Our experiment tested how enzymes are affected by different pH levels. Enzymes are proteins made up of amino acids which act as catalysts in an organic reaction. These catalysts turn toxins into harmless substances, help you digest, and boost your immune system. Enzymes are triggered by substrates such as hydrogen peroxide or lactase. Not only do enzymes help in digestion, but they speed up any reaction in the human body. Enzymes can be found in almost any living thing on earth.

Purpose:

To test how the rate of a chemical reaction between an enzyme and substrate varies with different pH levels.

Hypothesis:

My hypothesis stated that the enzymes rate of reaction increases as a mixture becomes more basic. If pH levels are related to the enzyme’s rate of reaction, the more basic the solution is, the bigger the column of foam triggered by the reaction will be.

Materials:

Hydrochloric acid

sodium hydroxide

hydrogen peroxide

water

syringes

beakers

safety goggles

test tubes

bindweed

Mortar and pestle

Iphone

Procedure:

1.) Go to the garden and pick a handful of bindweed

2.) Grind up the bindweed leaves in a mortar and pestle

3.) Add 20 ml of H2O to the mortar containing the bindweed and blend with the pestle

4.) Extract the enzyme by pouring the bindweed mixture through a paper towel into a beaker

5.) Put 1 ml of the extract into each test tubes with 1 ml of the varying pH Mixtures

6.)  Add ½ ml of hydrogen peroxide to one test tube at a time

7.) Measure the reaction in mm with a ruler

8.) Repeat steps 6 and 7 until all test tubes have been used

9.) Record and analyze results

Observations and data:

	7 pH		10 pH		7.5 pH		6.5 pH		5.5 pH
	control 1	control 2	pH 12//1	pH 12//2	pH 10//1	pH 10//2	pH 3-4//1	pH 3-4//2	pH 2-3//1	pH 2-3//2
	3.87	3.14	1.46	2.98	0.46	1.68	1.16	3.51	1.54	1.66
	6.29	13.07	3.17	4.32	1.37	3.19	4.21	8.37	5.43	4.96
	8.2	17.35	5.28	5.93	2.53	4.67	7.54	27.58	12.04	10.81
	10.15	20.98	6.67	8.17	4.41	6.55	10.85			17.37
	12.56	24.68	8.23	12.68	5.14	8.14	13.78
	15.94	29.94	9.68	15.49	6.37	9.77	17.04
	20.3		11.26	17.94	7.7	11.72	24.59
	23.18		12.91	20.78	9.41	13.6
	26.14		14.74	24.16	10.91	15.94
	29.45		17.34		12.9	18.34
	32.88				14.28
	36.63				17.3
	40.94

Data analysis:

The graph is read as every point being one mm.  Each of these lines is the average of our two experiments for every different pH.

Conclusion:

Our data shows that the control and higher basic pHs affected the enzyme’s reaction the most.

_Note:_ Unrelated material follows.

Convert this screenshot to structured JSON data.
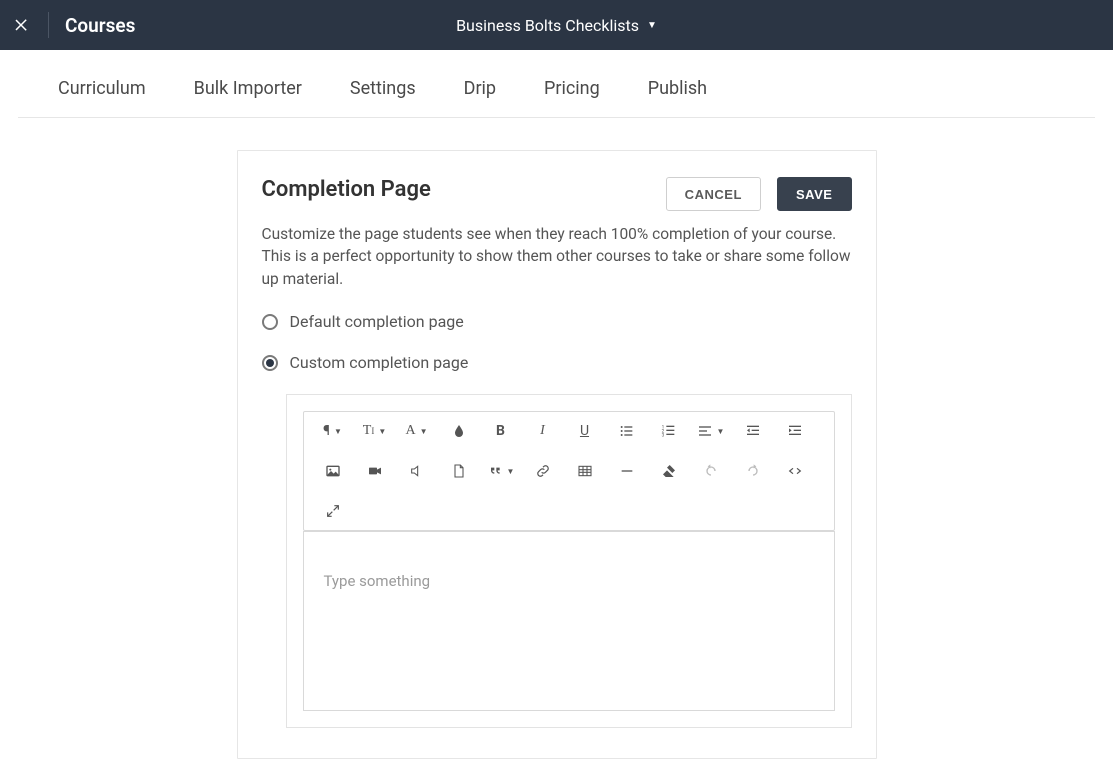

With the pH of 10 and 12, the foam reaction was much larger and sustained for a longer amount of time than either of the acidic solutions. Because of this data, my hypothesis tested correct. An abiotic factor such as pH levels influence the rate of a reaction in an enzyme most with basic solutions, such as sodium hydroxide. More basic bodies would result in faster reactions with enzymes, causing your body to be overall healthy. With a more acidic body, reactions will take longer time and you may be less healthy.